The naming formula for many benchmarks is as follows:

**{data\_version}\_LGBM\_{target}**

There are many models that have some combination of a data version (V2, V3, V4, V41, V42, V43, V5) and a target (e.g. cyrusd\_20, teager2b\_20, etc.). These are models trained in the standard walk-forward way, with standard LGBM parameters, using the specified data version and target. That's all!

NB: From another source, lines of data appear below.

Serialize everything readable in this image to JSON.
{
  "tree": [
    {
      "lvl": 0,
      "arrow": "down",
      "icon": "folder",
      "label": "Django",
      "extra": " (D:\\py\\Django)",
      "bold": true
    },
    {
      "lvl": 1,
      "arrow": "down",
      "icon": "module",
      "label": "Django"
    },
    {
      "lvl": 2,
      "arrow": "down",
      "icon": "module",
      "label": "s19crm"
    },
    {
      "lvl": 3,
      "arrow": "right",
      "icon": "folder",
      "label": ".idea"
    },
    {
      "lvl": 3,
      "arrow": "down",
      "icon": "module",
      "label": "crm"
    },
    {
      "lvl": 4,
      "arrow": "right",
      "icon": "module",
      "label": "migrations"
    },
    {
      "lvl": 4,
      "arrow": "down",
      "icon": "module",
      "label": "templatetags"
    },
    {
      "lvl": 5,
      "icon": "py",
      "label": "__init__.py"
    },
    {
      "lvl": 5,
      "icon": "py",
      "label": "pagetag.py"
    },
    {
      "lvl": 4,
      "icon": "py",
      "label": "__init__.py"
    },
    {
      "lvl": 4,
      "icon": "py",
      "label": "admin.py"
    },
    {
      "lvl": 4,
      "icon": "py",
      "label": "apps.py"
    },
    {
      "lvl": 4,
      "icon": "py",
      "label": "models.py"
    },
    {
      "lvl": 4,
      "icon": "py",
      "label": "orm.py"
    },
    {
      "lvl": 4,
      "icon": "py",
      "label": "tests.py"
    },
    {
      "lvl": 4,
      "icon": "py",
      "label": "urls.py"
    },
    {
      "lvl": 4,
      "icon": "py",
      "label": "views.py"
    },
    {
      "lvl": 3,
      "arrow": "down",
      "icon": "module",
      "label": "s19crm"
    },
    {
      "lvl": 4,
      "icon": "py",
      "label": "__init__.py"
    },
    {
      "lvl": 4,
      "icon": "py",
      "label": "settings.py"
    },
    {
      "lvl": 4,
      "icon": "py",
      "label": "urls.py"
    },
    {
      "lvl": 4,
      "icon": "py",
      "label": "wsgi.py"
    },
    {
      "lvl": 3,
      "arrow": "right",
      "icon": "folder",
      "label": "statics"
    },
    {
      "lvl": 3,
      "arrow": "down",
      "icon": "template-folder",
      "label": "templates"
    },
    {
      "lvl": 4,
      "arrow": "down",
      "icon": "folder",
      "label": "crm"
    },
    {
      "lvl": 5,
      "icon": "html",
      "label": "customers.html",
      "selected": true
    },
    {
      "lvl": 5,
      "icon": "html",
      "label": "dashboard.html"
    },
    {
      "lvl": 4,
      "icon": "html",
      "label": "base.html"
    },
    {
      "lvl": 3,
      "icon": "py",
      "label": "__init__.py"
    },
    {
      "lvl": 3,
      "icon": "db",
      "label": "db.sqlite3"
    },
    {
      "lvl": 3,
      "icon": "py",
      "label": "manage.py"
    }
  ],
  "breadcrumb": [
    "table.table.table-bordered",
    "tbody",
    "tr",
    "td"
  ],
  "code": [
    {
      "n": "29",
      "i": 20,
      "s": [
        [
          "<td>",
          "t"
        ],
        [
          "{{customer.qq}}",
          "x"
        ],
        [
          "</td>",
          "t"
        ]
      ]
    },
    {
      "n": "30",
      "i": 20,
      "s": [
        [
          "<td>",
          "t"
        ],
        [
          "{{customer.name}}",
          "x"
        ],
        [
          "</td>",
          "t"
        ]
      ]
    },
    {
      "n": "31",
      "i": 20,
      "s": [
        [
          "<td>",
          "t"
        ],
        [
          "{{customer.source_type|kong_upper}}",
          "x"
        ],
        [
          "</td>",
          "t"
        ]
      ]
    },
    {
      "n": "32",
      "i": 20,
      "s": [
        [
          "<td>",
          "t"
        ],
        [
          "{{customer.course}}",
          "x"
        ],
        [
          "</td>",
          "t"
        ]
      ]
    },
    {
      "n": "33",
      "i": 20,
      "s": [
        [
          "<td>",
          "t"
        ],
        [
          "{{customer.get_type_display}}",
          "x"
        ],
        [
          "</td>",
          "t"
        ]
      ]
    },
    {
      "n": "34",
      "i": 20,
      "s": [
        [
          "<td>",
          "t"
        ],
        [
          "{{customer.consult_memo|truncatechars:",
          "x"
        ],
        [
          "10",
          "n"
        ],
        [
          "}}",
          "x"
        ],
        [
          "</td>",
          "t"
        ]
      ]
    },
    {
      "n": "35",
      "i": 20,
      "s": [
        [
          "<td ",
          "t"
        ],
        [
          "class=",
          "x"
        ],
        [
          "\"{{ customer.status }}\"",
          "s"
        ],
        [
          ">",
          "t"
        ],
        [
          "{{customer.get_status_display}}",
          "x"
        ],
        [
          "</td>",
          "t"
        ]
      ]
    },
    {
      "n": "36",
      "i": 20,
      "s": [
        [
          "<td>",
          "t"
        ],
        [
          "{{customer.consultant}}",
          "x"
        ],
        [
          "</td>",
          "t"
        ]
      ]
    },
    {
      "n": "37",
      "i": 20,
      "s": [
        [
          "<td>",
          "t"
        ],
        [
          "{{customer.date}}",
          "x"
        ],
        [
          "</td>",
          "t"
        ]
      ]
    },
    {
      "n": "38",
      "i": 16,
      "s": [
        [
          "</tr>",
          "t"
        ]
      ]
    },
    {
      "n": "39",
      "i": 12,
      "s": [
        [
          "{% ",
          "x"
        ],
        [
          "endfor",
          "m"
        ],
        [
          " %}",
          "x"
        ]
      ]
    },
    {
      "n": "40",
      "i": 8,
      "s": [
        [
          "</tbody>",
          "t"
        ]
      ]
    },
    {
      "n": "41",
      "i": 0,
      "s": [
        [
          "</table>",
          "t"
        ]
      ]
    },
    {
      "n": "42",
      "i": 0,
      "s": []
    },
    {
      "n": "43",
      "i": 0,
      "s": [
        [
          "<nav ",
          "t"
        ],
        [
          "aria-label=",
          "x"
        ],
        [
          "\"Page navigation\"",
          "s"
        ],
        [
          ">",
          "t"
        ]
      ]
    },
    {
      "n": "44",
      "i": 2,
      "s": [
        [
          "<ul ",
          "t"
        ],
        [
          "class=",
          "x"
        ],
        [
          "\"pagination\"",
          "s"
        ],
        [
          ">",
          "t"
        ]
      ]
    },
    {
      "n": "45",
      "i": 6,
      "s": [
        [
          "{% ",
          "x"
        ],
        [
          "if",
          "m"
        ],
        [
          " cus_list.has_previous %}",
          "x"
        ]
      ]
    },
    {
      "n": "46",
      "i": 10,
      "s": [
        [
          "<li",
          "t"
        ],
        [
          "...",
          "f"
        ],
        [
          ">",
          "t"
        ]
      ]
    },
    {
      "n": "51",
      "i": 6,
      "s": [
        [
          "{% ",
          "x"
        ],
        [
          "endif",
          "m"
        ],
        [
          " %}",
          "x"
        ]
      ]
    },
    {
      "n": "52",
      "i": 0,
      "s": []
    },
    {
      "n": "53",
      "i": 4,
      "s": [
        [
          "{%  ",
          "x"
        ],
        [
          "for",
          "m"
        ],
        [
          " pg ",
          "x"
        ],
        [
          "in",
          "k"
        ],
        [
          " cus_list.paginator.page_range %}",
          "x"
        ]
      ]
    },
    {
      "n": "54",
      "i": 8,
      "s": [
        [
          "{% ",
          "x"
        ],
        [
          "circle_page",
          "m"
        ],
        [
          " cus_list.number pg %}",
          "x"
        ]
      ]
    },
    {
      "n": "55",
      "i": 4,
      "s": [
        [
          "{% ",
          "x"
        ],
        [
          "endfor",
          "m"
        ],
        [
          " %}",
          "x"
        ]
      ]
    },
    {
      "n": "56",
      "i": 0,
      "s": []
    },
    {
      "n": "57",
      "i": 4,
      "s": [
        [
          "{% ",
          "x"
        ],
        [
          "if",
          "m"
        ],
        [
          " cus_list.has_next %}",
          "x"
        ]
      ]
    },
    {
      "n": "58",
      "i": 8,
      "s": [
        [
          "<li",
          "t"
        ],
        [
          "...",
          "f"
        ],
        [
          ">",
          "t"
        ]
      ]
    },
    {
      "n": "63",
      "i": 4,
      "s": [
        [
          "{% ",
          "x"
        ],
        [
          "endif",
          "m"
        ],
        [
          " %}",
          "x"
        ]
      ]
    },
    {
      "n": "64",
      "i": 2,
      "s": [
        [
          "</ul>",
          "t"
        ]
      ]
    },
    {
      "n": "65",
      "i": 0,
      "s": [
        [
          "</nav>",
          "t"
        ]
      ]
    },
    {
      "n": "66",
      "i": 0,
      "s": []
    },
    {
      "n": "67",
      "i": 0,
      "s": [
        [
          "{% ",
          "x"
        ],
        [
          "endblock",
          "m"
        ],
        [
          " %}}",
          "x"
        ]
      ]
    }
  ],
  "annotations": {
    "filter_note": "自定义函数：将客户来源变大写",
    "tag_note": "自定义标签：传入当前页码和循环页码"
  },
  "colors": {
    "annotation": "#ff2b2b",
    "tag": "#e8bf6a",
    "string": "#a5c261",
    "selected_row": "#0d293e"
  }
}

There are also unique models we created that don't have that naming scheme:&#x20;

**V5\_LGBM\_CT\_BLEND (coming soon)**

This is a simple 50/50 blend of V5\_LGBM\_TEAGER2B20 and V5\_LGBM\_CYRUSD20

The following models are on the Benchmark Models page, but their predictions aren't present in the predictions files because they are easily reproducible:

**INTEGRATION\_TEST** - Submits our favorite model at the time. This has transitions through V2, V3, and V4 example predictions. It is now v5\_lgbm\_ct\_blend.

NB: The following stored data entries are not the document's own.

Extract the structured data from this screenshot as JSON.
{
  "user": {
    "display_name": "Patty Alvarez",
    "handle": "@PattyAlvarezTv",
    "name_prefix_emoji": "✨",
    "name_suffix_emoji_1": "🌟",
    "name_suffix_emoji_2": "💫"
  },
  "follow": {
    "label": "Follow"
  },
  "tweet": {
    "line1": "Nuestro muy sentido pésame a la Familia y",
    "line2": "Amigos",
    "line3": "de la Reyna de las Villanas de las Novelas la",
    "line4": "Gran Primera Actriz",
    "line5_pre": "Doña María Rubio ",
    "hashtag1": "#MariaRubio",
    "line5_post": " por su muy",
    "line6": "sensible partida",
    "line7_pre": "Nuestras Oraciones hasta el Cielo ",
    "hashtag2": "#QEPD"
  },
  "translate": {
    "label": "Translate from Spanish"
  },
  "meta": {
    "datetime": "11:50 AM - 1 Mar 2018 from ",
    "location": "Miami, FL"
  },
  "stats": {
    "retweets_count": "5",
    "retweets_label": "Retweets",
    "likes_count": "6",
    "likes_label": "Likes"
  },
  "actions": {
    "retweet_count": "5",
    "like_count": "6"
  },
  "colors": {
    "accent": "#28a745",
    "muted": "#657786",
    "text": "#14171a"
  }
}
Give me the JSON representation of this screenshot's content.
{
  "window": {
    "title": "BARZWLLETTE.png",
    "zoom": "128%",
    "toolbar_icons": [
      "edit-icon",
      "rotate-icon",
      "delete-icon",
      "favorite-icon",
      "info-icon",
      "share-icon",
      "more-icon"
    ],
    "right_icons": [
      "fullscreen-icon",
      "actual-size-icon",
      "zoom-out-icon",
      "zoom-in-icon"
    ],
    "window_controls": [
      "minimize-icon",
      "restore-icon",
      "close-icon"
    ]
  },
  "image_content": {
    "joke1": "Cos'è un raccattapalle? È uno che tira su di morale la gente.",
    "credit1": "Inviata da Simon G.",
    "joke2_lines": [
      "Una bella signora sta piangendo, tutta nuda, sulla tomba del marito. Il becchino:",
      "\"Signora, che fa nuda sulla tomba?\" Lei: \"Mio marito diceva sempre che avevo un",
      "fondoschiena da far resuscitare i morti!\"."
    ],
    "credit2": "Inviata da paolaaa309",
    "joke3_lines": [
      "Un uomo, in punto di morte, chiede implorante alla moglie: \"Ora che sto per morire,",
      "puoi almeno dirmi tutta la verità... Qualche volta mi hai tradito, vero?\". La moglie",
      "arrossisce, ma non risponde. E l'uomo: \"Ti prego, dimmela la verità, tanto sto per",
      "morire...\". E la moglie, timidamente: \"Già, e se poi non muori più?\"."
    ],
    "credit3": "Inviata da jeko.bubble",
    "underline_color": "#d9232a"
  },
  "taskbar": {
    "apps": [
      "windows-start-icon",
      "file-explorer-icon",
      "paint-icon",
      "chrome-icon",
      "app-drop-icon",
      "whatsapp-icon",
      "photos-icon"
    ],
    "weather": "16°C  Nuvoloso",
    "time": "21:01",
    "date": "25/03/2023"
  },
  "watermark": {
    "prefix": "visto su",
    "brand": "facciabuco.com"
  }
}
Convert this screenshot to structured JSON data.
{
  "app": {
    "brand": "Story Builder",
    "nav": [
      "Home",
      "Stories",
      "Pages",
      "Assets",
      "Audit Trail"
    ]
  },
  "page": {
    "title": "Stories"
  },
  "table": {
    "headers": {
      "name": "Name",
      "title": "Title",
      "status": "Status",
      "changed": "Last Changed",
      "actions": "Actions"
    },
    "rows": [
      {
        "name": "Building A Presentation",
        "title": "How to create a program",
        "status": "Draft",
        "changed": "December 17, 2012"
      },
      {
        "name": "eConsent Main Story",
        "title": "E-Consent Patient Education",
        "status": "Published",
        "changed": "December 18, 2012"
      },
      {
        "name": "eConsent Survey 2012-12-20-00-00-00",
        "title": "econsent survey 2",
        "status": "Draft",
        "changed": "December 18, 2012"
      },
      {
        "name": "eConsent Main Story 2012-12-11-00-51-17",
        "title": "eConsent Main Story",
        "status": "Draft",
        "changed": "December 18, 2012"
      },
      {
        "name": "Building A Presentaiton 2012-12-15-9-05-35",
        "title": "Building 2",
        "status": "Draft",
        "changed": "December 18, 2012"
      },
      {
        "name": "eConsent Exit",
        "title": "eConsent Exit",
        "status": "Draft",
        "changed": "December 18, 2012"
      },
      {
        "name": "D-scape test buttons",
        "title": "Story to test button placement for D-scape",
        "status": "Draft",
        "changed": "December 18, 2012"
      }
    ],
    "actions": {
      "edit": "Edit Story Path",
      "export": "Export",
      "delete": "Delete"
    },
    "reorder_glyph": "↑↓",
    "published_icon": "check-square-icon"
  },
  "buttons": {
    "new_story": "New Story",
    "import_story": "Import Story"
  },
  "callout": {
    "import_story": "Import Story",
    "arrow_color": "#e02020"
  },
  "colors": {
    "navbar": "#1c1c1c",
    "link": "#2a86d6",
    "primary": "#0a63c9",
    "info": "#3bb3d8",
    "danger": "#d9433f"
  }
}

**NB\_HELLO\_NUMERAI** - Submits the model created by the default Hello Numerai tutorial notebook.

**NB\_FEATURE\_NEUTRAL** - Submits the model created by the feature neutralization tutorial notebook.

**NB\_TARGET\_ENSEMBLE** - Submits the model created by the target ensemble tutorial notebook.

**NB\_EXAMPLE\_MODEL** - Submits the model created by the barebones example\_model notebook.

## Community Models

The Numerai community has also developed [Numerbay](https://numerbay.ai/), a website to buy and sell models built by and for the Numerai community. Numerbay is an independent, community-operated platform. Numerai does not endorse, review, verify, or guarantee the performance, accuracy, or reliability of any model listed on Numerbay. Any performance information is provided by third parties and may not be indicative of future results. Participation involves risk, and users are solely responsible for their decisions and due diligence.